Kafka & Samza – LinkedIn's open source stream processing infrastructure
A talk at
STAC Summit,
London, UK, 30 Oct 2014
This talk was given to an audience of technologists in the financial services industry. They have
been users of sophisticated stream processing systems for a long time, and wanted to know what the
new systems such as Samza, coming out of internet companies,
are all about.
Abstract
Only a handful of industries used to be concerned with event-stream processing, such as defense,
sensor-driven manufacturing, and of course capital markets. Today, stream processing is a topic in
many more industries, from retailing to utilities to social media. And as with so many
data-intensive problems today, web companies are creating and open sourcing a large amount of code
to handle them.

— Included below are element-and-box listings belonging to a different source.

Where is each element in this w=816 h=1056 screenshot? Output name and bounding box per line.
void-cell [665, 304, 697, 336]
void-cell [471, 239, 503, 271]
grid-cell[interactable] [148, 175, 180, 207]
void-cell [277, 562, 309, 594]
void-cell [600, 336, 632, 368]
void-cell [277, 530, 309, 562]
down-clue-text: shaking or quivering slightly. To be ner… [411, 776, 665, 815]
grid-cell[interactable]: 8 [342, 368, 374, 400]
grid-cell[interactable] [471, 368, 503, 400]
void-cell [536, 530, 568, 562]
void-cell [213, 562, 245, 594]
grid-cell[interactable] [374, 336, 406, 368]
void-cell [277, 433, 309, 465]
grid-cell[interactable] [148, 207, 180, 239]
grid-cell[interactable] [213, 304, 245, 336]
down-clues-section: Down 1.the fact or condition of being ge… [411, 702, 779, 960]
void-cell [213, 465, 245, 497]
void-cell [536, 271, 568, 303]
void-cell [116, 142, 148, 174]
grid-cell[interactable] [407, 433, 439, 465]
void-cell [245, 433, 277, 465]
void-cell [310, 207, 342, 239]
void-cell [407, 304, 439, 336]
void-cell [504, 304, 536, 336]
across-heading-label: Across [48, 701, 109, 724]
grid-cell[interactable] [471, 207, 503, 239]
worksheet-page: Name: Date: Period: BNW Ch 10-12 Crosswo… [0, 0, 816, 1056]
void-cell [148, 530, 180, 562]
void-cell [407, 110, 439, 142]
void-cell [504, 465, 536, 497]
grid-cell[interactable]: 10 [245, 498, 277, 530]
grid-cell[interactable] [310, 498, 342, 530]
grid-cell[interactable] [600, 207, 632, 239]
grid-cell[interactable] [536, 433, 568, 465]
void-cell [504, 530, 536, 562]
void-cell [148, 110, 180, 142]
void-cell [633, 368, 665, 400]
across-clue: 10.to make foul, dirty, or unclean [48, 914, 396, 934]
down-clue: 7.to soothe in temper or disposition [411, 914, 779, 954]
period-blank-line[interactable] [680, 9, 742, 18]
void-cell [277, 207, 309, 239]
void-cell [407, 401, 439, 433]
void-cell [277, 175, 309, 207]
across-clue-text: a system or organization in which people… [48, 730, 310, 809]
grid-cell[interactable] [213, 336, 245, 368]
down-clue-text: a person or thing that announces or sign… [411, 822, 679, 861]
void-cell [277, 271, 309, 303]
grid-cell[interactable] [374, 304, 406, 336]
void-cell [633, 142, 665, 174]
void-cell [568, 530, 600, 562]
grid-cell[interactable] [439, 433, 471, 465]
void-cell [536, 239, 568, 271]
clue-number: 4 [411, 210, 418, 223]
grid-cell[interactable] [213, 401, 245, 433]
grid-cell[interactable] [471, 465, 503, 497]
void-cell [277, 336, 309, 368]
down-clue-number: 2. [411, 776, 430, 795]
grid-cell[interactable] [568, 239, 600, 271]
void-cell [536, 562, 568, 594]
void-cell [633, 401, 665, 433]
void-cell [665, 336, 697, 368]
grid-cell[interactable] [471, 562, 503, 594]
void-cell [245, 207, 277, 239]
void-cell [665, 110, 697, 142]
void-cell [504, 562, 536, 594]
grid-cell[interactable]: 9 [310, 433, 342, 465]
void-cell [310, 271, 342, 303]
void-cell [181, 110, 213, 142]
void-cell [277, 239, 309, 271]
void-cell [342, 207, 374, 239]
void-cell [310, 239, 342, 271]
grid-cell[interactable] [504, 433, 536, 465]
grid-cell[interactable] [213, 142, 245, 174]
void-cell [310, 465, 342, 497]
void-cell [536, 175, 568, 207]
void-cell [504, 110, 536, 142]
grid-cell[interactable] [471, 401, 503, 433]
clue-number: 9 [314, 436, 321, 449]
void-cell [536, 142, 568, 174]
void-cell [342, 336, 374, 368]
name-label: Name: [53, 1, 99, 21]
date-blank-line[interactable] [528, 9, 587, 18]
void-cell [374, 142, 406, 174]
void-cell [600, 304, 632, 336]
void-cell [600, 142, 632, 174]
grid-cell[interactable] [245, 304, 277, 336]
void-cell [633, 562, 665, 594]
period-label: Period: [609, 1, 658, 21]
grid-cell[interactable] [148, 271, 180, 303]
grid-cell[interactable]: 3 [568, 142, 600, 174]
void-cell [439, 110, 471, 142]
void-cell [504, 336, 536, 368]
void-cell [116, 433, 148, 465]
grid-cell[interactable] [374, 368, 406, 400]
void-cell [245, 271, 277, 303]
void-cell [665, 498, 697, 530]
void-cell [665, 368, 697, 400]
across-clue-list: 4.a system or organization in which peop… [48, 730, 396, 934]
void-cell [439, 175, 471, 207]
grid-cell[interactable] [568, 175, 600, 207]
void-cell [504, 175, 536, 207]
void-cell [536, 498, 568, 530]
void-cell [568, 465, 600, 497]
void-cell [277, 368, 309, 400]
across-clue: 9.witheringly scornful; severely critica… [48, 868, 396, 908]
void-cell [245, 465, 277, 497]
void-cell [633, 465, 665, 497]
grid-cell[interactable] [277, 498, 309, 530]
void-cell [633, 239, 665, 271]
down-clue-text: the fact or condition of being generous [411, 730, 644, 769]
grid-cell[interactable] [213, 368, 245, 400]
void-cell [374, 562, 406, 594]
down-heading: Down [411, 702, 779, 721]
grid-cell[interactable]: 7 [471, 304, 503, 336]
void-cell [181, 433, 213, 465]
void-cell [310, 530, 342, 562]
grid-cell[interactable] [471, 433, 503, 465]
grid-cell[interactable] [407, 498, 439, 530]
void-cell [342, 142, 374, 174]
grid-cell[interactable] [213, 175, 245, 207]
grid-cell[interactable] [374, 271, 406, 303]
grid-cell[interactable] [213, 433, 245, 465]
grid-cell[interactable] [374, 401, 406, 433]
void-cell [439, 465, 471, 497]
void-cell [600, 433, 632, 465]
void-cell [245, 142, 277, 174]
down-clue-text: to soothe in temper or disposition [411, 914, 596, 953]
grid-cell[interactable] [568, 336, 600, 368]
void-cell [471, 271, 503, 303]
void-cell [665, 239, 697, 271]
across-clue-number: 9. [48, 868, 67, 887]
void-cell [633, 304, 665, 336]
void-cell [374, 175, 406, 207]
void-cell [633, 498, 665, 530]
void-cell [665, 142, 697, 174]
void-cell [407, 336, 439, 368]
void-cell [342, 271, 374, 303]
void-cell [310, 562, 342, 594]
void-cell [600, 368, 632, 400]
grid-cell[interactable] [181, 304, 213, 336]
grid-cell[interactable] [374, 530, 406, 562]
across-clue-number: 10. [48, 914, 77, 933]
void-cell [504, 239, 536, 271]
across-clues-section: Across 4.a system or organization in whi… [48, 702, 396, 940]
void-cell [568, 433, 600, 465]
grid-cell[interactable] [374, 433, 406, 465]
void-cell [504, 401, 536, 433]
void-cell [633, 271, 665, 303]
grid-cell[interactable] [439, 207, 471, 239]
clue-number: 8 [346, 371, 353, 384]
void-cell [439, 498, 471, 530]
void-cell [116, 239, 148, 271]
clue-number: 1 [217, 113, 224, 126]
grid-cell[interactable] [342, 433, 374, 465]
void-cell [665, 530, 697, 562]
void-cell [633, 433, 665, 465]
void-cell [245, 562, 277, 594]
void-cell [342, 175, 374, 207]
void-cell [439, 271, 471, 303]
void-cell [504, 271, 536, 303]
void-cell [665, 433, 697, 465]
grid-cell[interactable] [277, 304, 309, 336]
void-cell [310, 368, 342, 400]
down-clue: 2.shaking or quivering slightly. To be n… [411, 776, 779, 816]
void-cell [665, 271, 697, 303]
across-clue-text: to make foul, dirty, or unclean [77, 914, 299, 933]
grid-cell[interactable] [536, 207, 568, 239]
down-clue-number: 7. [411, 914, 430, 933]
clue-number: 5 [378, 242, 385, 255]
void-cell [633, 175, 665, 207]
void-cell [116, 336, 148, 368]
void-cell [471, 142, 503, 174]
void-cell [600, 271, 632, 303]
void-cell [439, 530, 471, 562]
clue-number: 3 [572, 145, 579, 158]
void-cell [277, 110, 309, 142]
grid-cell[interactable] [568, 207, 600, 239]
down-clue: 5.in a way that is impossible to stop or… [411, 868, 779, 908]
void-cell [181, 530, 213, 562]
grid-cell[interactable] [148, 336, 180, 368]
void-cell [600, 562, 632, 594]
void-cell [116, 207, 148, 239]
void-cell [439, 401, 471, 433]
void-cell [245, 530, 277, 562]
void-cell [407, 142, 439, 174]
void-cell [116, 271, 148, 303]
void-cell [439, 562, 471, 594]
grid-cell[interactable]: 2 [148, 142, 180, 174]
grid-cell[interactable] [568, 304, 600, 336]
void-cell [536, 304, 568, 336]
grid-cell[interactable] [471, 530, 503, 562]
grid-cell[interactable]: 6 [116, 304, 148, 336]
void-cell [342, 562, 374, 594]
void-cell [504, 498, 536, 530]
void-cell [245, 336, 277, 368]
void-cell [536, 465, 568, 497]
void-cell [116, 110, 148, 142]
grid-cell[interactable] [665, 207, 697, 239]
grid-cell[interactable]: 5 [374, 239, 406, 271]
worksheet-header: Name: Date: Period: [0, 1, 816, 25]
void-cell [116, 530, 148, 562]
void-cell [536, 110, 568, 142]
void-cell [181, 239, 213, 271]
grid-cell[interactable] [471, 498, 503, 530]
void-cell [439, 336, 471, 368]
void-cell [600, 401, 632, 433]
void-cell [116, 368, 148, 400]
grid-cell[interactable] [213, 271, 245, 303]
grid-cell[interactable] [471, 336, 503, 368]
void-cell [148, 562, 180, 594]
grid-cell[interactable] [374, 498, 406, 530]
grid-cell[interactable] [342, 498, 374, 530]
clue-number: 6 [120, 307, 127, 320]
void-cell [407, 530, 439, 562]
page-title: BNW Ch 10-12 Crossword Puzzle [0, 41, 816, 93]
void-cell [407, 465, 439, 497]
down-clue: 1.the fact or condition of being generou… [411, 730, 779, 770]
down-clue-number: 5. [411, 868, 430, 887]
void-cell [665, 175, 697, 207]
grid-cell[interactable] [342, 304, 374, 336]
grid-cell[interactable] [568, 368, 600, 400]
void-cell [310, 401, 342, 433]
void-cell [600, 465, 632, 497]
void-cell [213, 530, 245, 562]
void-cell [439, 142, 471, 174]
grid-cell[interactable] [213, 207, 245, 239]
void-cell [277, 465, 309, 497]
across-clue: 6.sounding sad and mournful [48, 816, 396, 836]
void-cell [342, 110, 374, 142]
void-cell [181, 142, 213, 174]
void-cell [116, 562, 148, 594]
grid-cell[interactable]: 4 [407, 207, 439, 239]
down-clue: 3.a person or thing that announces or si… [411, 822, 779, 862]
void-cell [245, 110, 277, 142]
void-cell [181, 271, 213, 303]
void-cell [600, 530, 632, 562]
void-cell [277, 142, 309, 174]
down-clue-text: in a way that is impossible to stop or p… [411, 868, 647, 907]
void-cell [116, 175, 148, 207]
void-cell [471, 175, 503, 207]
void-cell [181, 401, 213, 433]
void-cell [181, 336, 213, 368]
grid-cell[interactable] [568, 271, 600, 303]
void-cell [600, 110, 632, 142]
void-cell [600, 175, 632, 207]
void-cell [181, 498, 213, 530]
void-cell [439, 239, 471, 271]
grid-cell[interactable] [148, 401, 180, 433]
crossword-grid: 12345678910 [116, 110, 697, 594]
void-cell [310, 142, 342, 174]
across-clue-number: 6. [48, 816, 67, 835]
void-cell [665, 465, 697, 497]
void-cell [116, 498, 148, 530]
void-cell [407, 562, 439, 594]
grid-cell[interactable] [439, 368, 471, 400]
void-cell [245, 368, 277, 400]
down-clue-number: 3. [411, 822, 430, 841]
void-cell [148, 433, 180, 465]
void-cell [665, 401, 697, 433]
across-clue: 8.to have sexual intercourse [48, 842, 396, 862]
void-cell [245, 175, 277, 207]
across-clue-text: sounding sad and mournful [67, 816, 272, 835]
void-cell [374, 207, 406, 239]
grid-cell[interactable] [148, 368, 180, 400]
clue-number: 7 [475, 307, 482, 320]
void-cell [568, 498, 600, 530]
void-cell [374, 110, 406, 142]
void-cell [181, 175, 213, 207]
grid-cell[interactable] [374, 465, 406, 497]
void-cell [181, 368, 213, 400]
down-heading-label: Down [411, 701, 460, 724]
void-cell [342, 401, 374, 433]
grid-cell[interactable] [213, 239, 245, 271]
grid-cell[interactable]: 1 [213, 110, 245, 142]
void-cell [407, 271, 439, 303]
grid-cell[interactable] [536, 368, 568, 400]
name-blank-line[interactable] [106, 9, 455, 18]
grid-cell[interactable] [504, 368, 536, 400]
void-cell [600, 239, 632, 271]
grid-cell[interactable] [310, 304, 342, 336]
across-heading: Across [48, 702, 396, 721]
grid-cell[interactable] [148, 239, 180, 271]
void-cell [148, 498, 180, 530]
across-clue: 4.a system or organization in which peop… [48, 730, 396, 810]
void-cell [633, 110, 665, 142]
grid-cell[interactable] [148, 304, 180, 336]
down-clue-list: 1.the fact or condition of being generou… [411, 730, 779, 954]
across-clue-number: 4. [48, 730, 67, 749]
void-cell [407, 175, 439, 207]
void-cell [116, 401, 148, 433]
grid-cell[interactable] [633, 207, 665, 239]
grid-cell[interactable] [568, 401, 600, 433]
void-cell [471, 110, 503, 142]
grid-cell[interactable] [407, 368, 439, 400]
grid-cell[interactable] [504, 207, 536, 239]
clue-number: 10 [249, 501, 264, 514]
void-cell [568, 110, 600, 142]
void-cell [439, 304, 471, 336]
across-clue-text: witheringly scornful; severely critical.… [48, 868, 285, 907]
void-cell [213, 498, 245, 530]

Retail banking and wealth management technologists are considering these open source
tools to deal with whole new classes of problems, while some trading firms are starting to use them
for old classes of problems.
Apache Kafka and Apache Samza are two big data technologies open sourced by LinkedIn. Kafka is
a publish-subscribe message bus designed for high throughput and reliability. Samza builds on Kafka
and Hadoop to provide high-throughput, stateful stream processing across a cluster (joining,
filtering, transforming, etc.). In this talk, Martin will introduce the motivation and architecture
of these systems and explore their uses and limitations.